19th Century Development in Galveston
Interestingly enough, Galveston has an interesting historical connection with pirates. The first long-lasting settlements were created by the French pirate Louis-Michel Aury in approximately 1816. During this time, the Mexican War of Independence was raging on, and Aury created these settlements as a part of his efforts to help Mexico in its fight against Spanish rule. A year later, a different pirate named Jean Lafitte overtook the settlement from him and turned it into a pirate kingdom where he was the “governor”, which lasted until around 1823 when the pirates were forced out.
In 1825 Galveston become a port city under the Mexican Congress. In 1839 the city was incorporated into the Republic of Texas. Throughout the rest of the 19th century, the city continued to grow and become a busy port. As an island in the Gulf, it was an entry point for immigration and trade.
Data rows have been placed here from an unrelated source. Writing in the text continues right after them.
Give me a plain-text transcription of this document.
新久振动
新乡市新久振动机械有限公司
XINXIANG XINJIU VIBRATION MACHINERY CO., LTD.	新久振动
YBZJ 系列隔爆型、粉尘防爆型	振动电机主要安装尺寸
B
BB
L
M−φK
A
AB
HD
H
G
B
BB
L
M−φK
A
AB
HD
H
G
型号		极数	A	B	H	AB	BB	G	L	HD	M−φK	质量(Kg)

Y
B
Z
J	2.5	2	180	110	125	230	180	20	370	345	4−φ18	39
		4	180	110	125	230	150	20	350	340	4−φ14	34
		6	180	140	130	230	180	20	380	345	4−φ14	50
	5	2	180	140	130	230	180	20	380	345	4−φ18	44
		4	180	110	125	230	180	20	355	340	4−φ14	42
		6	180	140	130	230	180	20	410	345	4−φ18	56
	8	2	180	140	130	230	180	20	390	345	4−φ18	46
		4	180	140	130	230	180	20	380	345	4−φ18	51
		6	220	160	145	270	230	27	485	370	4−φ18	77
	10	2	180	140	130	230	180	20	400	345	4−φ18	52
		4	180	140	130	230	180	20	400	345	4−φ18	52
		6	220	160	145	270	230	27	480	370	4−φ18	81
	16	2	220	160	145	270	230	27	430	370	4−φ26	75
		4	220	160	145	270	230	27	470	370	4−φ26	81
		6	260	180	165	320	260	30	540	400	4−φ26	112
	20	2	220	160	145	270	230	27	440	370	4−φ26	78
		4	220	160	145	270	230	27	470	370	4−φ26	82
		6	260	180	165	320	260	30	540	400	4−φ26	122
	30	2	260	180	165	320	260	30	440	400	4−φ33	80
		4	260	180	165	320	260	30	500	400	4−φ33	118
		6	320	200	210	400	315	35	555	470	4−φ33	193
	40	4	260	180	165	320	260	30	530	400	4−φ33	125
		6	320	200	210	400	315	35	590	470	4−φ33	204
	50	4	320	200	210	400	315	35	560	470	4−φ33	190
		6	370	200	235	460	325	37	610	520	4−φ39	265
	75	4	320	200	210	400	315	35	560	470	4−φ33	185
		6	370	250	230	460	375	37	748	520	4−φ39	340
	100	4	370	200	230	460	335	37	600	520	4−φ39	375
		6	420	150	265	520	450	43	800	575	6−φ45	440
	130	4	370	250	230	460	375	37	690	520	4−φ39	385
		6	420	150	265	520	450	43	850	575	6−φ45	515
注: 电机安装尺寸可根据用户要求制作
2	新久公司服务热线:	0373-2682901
During the American Civil War, the city served as the site for the Battle of Galveston in which Major General John B. Magruder led Confederate forces and pushed Union forces out of the area.
20th Century Significance
Galveston began the new century on a less than pleasant note. In 1900, the city endured a powerful hurricane that killed approximately 6,000-12,000 inhabitants. However, from the chaos of that natural disaster, the city made its mark on the country. During Prohibition, the city was a big attraction for tourists and gambling, and this period of the city continued until about the 1950's. Another interesting note is that during the second World War, the city’s airport served as a U.S. Army Air Corps base known as Galveston Army Air Field.
Today, Galveston is a strong center for shipping, healthcare, finance, and tourism. It is also a good city for education, as it hosts the medical branch campus for University of Texas, as well as a branch of Texas A&M.